针对每个点 \(p_i\)，首先找到该点最近的 \(k\) 个点及对应的特征，得到 tensor 维度：\(B\times N\times k\times F\);
然后将本点 \(p_i\) 的特征 concate 到对应的 \(k\) 个点特征，得到 tensor 维度： \(B\times N\times k\times 2F\)；
不同层 conv，bn，relu 的作用，得到多个 tensor，其维度：\(B\times N\times k\times \{F'|F'_1,...,F'_s\}\)；
对 \(k\) 个点作最大化聚合，得到各 tensor 维度：\(B\times N\times \{F'|F_1',...,F_s'\}\)
每个点的特征进行 concate，然后作 conv，bn，relu 操作，最终得到点的特征 tensor，维度为 \(B\times N\times F^{final}\)；

该实现与式 (6) 有点出入，该实现没有显示计算本点坐标与对应的 \(k\) 个点坐标的差值。
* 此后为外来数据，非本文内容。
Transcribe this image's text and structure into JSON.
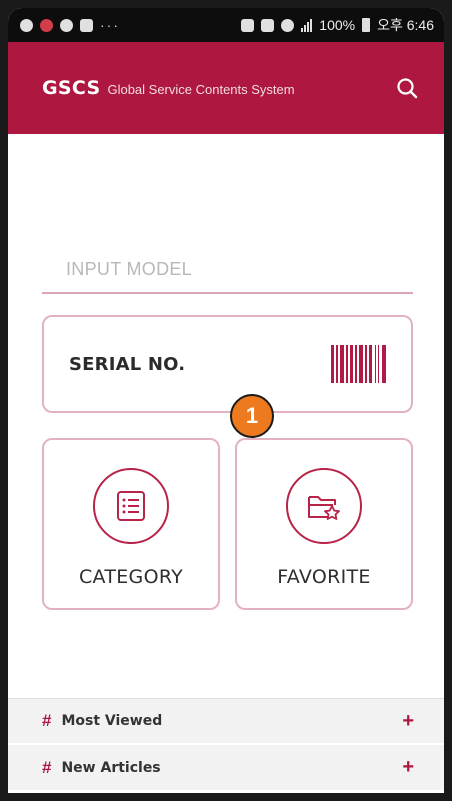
{
  "status_bar": {
    "dots": "···",
    "battery": "100%",
    "time": "오후 6:46"
  },
  "header": {
    "brand": "GSCS",
    "subtitle": "Global Service Contents System",
    "search_icon": "search-icon"
  },
  "model_input": {
    "placeholder": "INPUT MODEL",
    "value": ""
  },
  "serial_card": {
    "label": "SERIAL NO.",
    "icon": "barcode-icon"
  },
  "tiles": [
    {
      "label": "CATEGORY",
      "icon": "list-document-icon"
    },
    {
      "label": "FAVORITE",
      "icon": "star-folder-icon"
    }
  ],
  "annotation_badge": "1",
  "links": [
    {
      "label": "Most Viewed",
      "prefix": "#",
      "action": "+"
    },
    {
      "label": "New Articles",
      "prefix": "#",
      "action": "+"
    }
  ],
  "colors": {
    "brand": "#ad1740",
    "card_border": "#e2b3be",
    "badge": "#ee7a1f"
  }
}
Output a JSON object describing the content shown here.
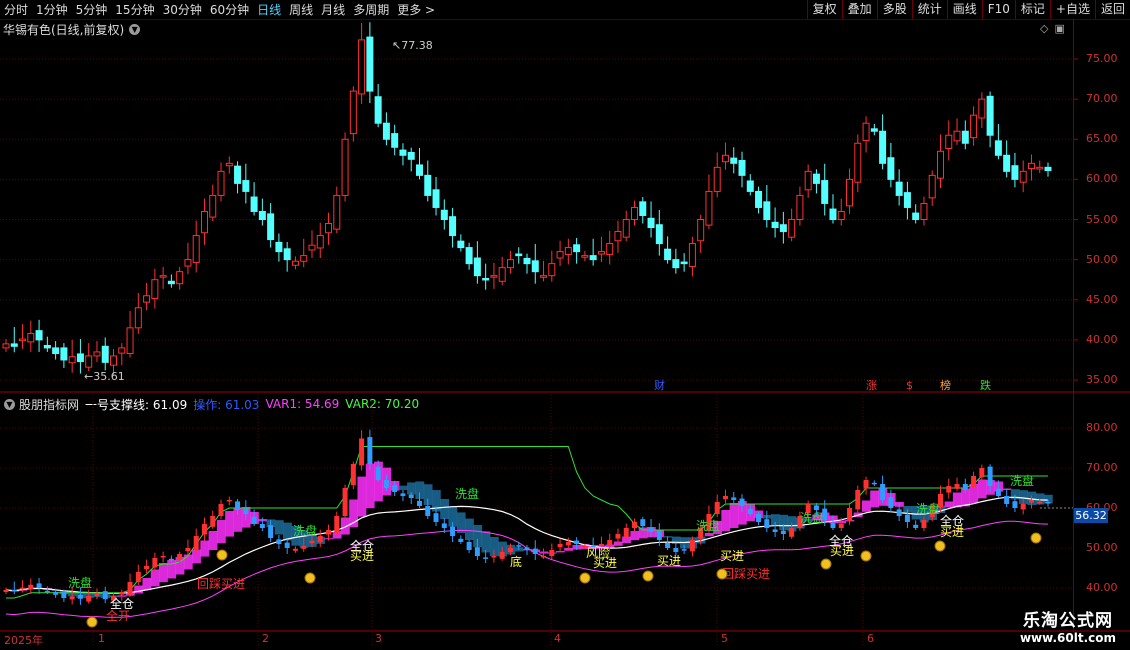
{
  "topbar": {
    "periods": [
      "分时",
      "1分钟",
      "5分钟",
      "15分钟",
      "30分钟",
      "60分钟",
      "日线",
      "周线",
      "月线",
      "多周期",
      "更多 >"
    ],
    "active_period": "日线",
    "tools": [
      "复权",
      "叠加",
      "多股",
      "统计",
      "画线",
      "F10",
      "标记",
      "+自选",
      "返回"
    ]
  },
  "main_chart": {
    "title": "华锡有色(日线,前复权)",
    "high_label": "77.38",
    "low_label": "35.61",
    "y_ticks": [
      "75.00",
      "70.00",
      "65.00",
      "60.00",
      "55.00",
      "50.00",
      "45.00",
      "40.00",
      "35.00"
    ],
    "event_markers": [
      "财",
      "涨",
      "$",
      "榜",
      "跌"
    ]
  },
  "indicator": {
    "name": "股朋指标网",
    "line1_label": "一号支撑线: 61.09",
    "op_label": "操作: 61.03",
    "var1_label": "VAR1: 54.69",
    "var2_label": "VAR2: 70.20",
    "y_ticks": [
      "80.00",
      "70.00",
      "60.00",
      "50.00",
      "40.00"
    ],
    "price_tag": "56.32",
    "annotations": [
      "洗盘",
      "洗盘",
      "洗盘",
      "洗盘",
      "洗盘",
      "洗盘",
      "洗盘",
      "全仓",
      "全仓",
      "全仓",
      "全仓",
      "买进",
      "买进",
      "买进",
      "买进",
      "买进",
      "买进",
      "回踩买进",
      "回踩买进",
      "风险",
      "底",
      "全开"
    ]
  },
  "x_axis": {
    "labels": [
      "2025年",
      "1",
      "2",
      "3",
      "4",
      "5",
      "6"
    ]
  },
  "watermark": {
    "line1": "乐淘公式网",
    "line2": "www.60lt.com"
  },
  "colors": {
    "up": "#ff3030",
    "down": "#54ffff",
    "grid": "#5a0000",
    "axis": "#a00000"
  },
  "chart_data": {
    "type": "candlestick",
    "y_range": [
      33,
      79
    ],
    "closes": [
      39.5,
      39.2,
      40.1,
      40.8,
      40.0,
      39.0,
      38.3,
      37.5,
      37.9,
      37.3,
      38.0,
      38.5,
      37.2,
      38.0,
      39.0,
      41.5,
      44.0,
      45.5,
      47.5,
      48.0,
      47.0,
      48.5,
      50.0,
      53.0,
      56.0,
      58.0,
      61.0,
      62.0,
      59.5,
      58.5,
      56.0,
      55.0,
      52.5,
      51.0,
      50.0,
      49.8,
      50.5,
      51.8,
      53.0,
      54.5,
      58.0,
      65.0,
      71.0,
      77.38,
      71.0,
      67.0,
      65.0,
      64.0,
      63.0,
      62.5,
      60.5,
      58.0,
      56.5,
      55.0,
      53.0,
      51.5,
      49.5,
      48.0,
      47.5,
      48.0,
      49.0,
      50.0,
      50.5,
      49.5,
      48.5,
      48.0,
      49.5,
      51.0,
      51.5,
      51.0,
      50.5,
      50.0,
      51.0,
      52.0,
      53.5,
      55.0,
      56.5,
      55.5,
      54.0,
      52.0,
      50.0,
      49.0,
      49.5,
      52.0,
      55.0,
      58.5,
      61.5,
      63.0,
      62.0,
      60.5,
      58.5,
      56.5,
      55.0,
      54.0,
      53.5,
      55.0,
      58.0,
      61.0,
      59.5,
      57.0,
      55.0,
      56.0,
      60.0,
      64.5,
      67.0,
      66.0,
      62.0,
      60.0,
      58.0,
      56.5,
      55.0,
      57.0,
      60.5,
      63.5,
      65.5,
      66.0,
      64.5,
      68.0,
      70.0,
      65.5,
      63.0,
      61.0,
      60.0,
      61.0,
      62.0,
      61.5,
      61.1
    ]
  }
}
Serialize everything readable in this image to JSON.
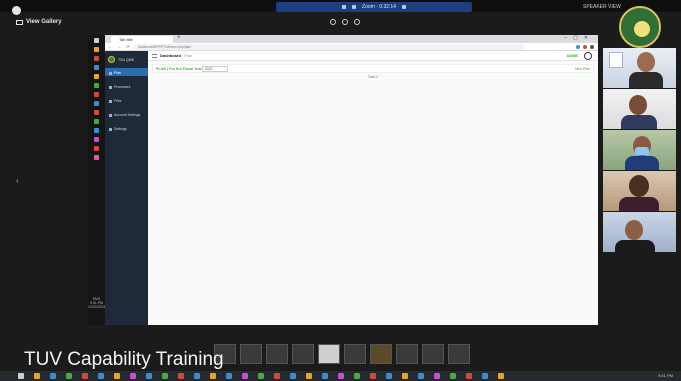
{
  "meeting": {
    "top_bar_text": "Zoom · 0:32:14",
    "top_right_text": "SPEAKER VIEW",
    "view_gallery_label": "View Gallery",
    "caption": "TUV Capability Training"
  },
  "browser": {
    "tab_title": "Tab title",
    "url": "localhost/WPSPTS/index.php/plan"
  },
  "app": {
    "brand_text": "TSU QMS",
    "menu": [
      {
        "label": "Plan"
      },
      {
        "label": "Processes"
      },
      {
        "label": "Files"
      },
      {
        "label": "Account Settings"
      },
      {
        "label": "Settings"
      }
    ],
    "breadcrumb_root": "Dashboard",
    "breadcrumb_current": "Plan",
    "user_label": "ADMIN",
    "plan_title": "PLAN | For the Fiscal Year",
    "fiscal_year": "2021",
    "new_plan_label": "New Plan",
    "status_text": "Total 0"
  },
  "os": {
    "clock_time": "9:41 PM",
    "clock_date": "10/20/2021",
    "eng": "ENG"
  },
  "colors": {
    "sidebar_bg": "#1e2a3a",
    "active_menu": "#2b6cb0",
    "accent_green": "#4aa83a",
    "zoom_blue": "#1c3f80"
  }
}
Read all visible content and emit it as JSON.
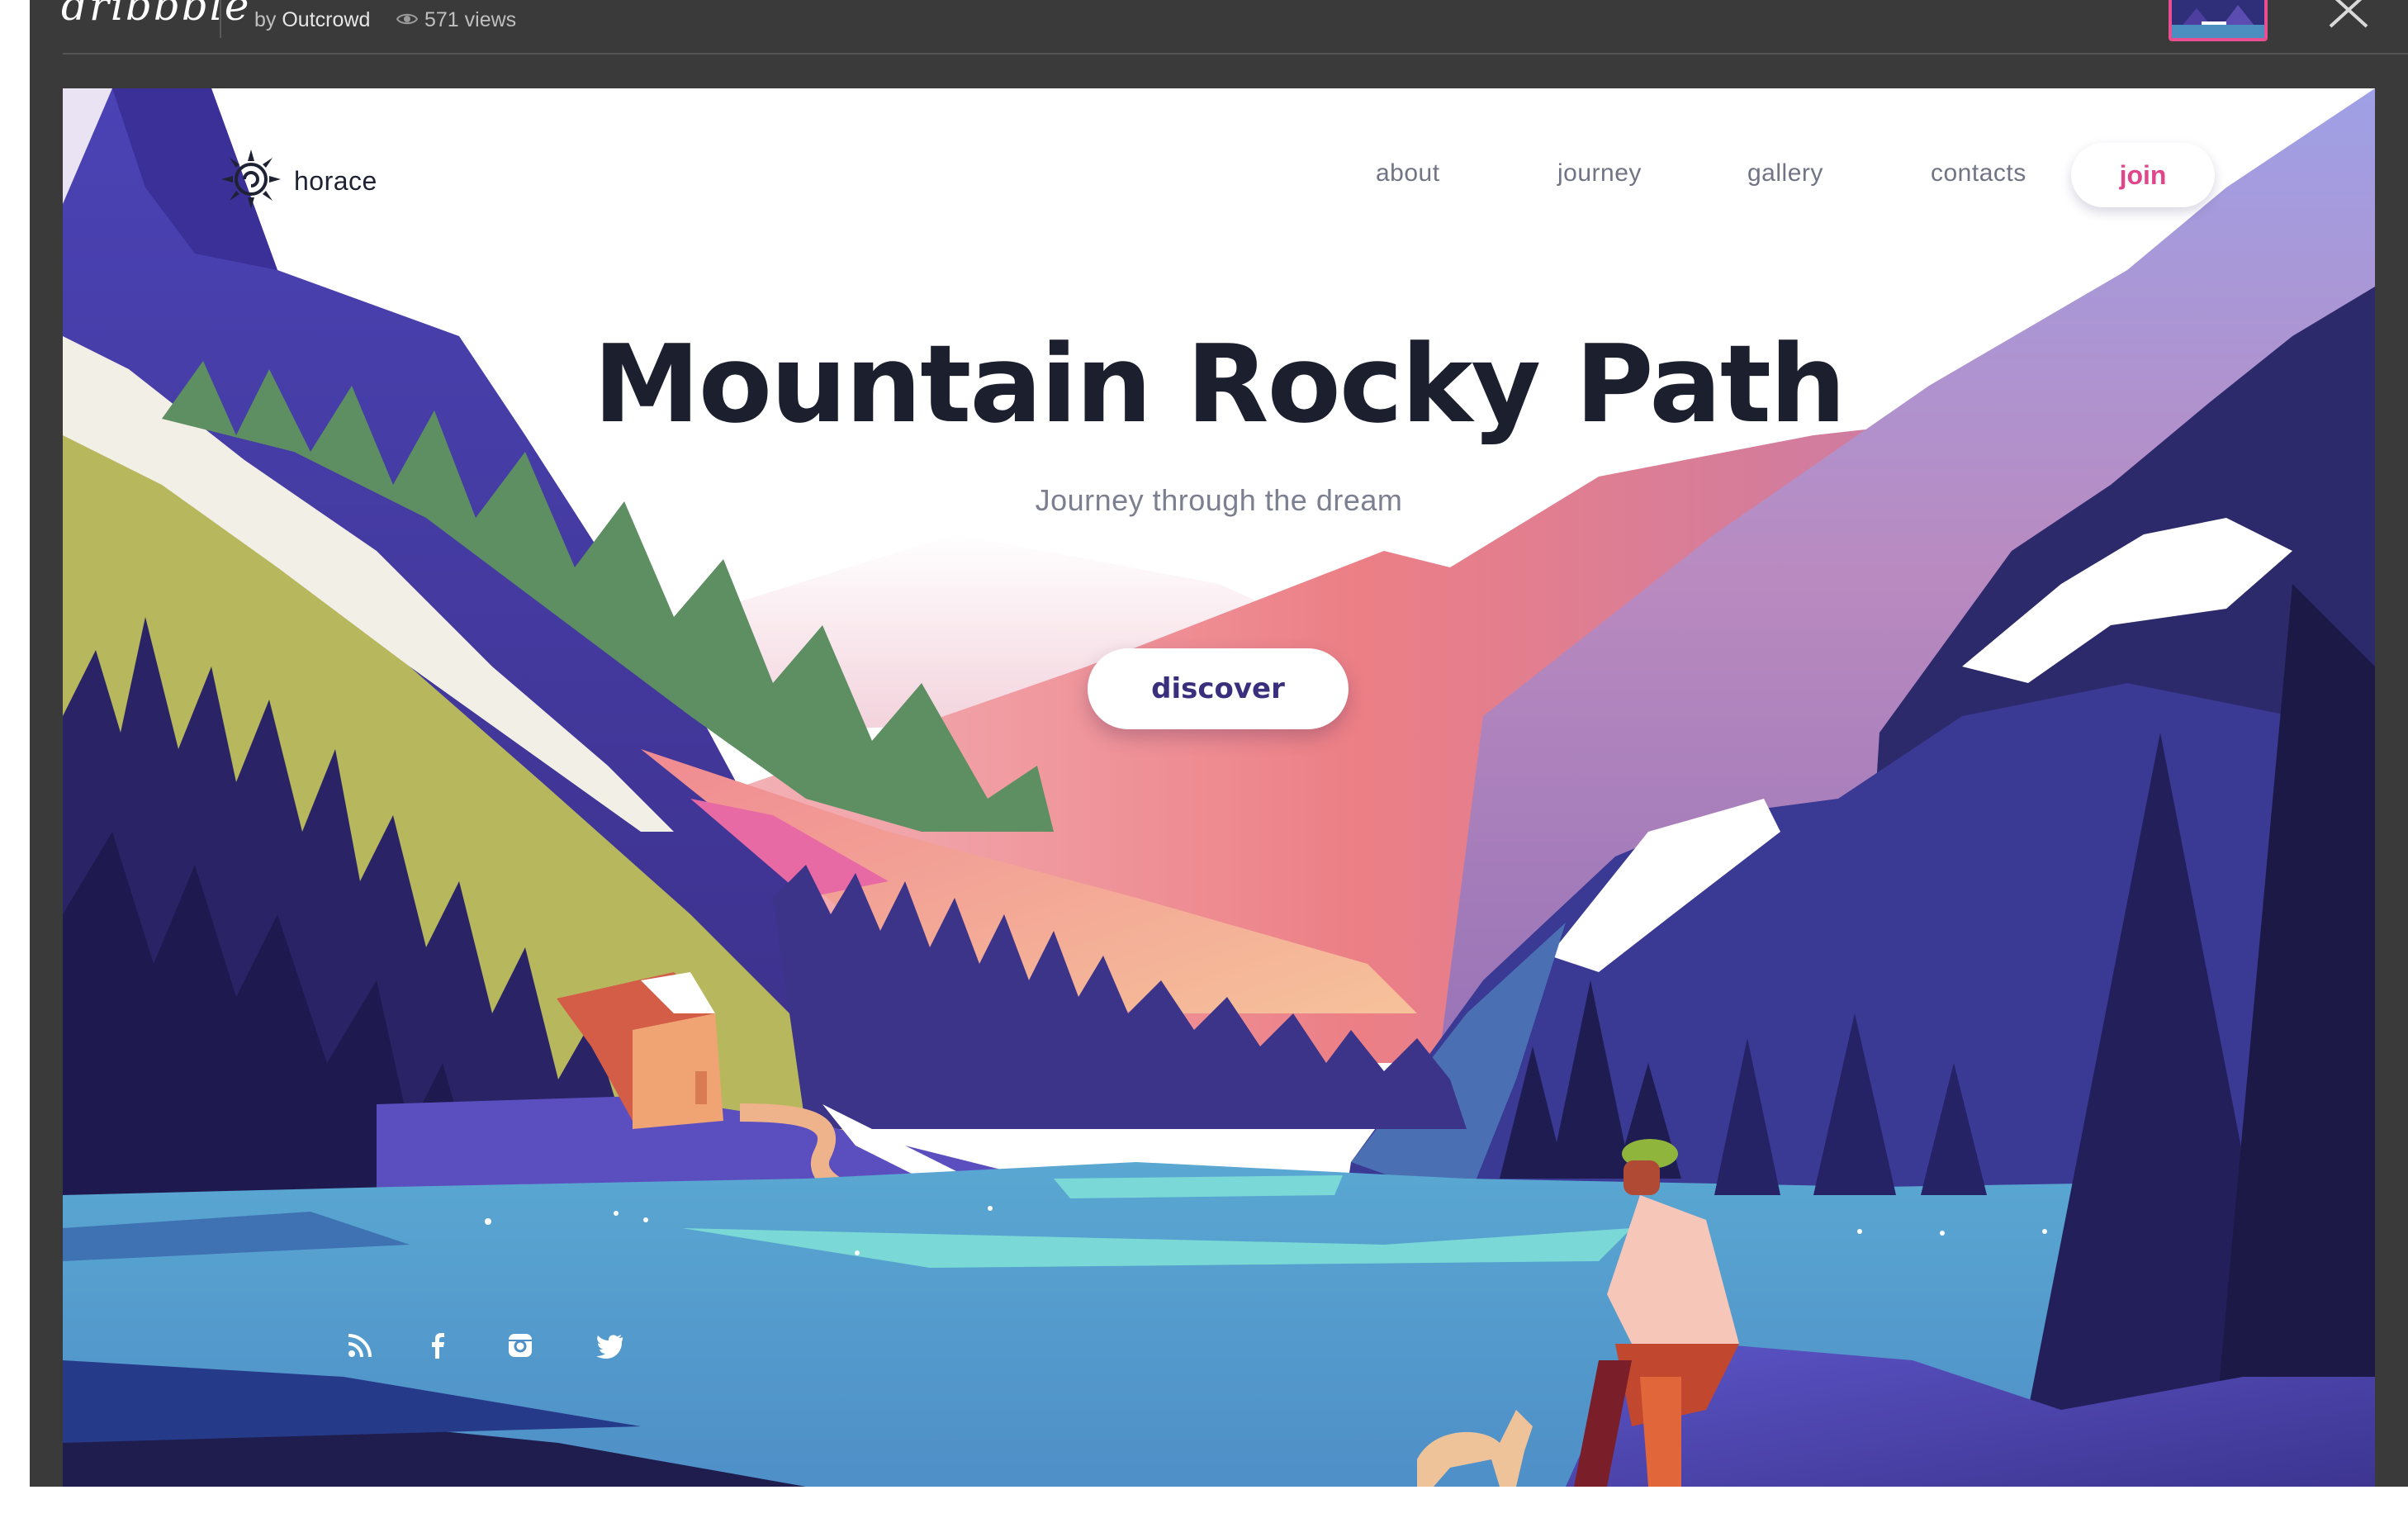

但是总体思想一致。

1.2.6. RandLA-Net^[7]

　　设计 \(h _ {\Theta}(p_i,p_j)=\mathrm{MLP}\,\left(p _ j^{\mathrm{exclude}\,xyz}\oplus\left\Vert p _ j^{xyz}-p _ i^{xyz}\right\Vert\oplus (p _ j ^ {xyz}-p _ i^{xyz})\oplus p _ j^{xyz}\oplus p _ i^{xyz}\right)\)，\(\Box=\sum \mathrm{softmax\,MLP}(h_{\Theta}(p_i,p_j))\)，得到 RandLA-Net 中的操作(详见 RandLA-Net)： \[ p_i' = \displaystyle\sum_{j:(i,j)\in\mathcal{E}}\left(\mathrm{softmax\,MLP'}\,\left(p _ j^{\mathrm{exclude}\,xyz}\oplus\left\Vert p _ j^{xyz}-p _ i^{xyz}\right\Vert\oplus (p _ j ^ {xyz}-p _ i^{xyz})\oplus p _ j^{xyz}\oplus p _ i^{xyz}\right)\right)\cdot \left(\mathrm{MLP}\,\left(p _ j^{\mathrm{exclude}\,xyz}\oplus\left\Vert p _ j^{xyz}-p _ i^{xyz}\right\Vert\oplus (p _ j ^ {xyz}-p _ i^{xyz})\oplus p _ j^{xyz}\oplus p _ i^{xyz}\right)\right) \tag{7}\] 这里的 \(\Box\) 函数称为 Attention Pooling，即将特征维度进行加权求和。

1.2.7. TANet^[12]

图 2. TANet 　　如图 2. 所示，TANet 中提出了 TA Module，该模块包含三种注意力机制：point-wise，channel-wise，voxel-wise。其中前两种注意力可用于任意点的特征提取。对应的前两种注意力构成了 \(h _ {\Theta}(p_i,p_j)\) 函数： \[h_{\Theta} = \left(\mathrm{MLP_1}(\mathrm{MaxPool_{feats}}\,P_i^k) \times \mathrm{MLP_2}(\mathrm{MaxPool_{points}}\, P_i^k)\right) \cdot P_i^k \tag{8}\] 其中 point-wise attention 为 \(\mathrm{MLP_1}(\mathrm{MaxPool_{feats}}\,P_i^k) = S \in \mathbb{R}^{K\times 1}\)；channel-wise attention 为 \(\mathrm{MLP_2}(\mathrm{MaxPool_{points}}\,P_i^k) = T \in \mathbb{R}^{F\times 1}\)；由此构成 \(M=S\times T\in\mathbb{R}^{K\times F}\)，作为权重作用于 \(P_i^k\)，最后用 \(\sum |\mathrm{MAX}\) 操作对点维度进行特征聚合。注意，这里的 point-wise attention 是与点的顺序有关的，看起来这里经过训练，可以消除点顺序的影响。

1.2.8. PointConv^[13]

图 3. PointConv 图 4. Efficient PointConv 　　如图 3. 以及 4. 所示，PointConv 设计的 \(h_{\Theta}\) 有两部分组成。一是根据 \(P_i^k\) 点集计算权重矩阵 \(W\)；二是用核密度函数(Kernel Density Estimation)计算点的密度，然后根据密度计算权重。这里加入基于点密度的权重，是因为，点密度高的区域，需要显式地降低其特征权重，避免最终特征学不到稀疏点的特征。图 4. 是高效版本。

2. 基于映射空间操作

　　基于原始三维空间的点特征提取操作，其算法复杂度直接依赖点数；而如果将其映射到高维空间，则点数只会影响映射与反映射的过程，核心特征提取操作将不受点的个数影响。
　　三维空间下点云无法有序组织，将点云映射到更高维空间，在高维空间下进行结构化组织后，即可应用传统的卷积操作进行特征提取。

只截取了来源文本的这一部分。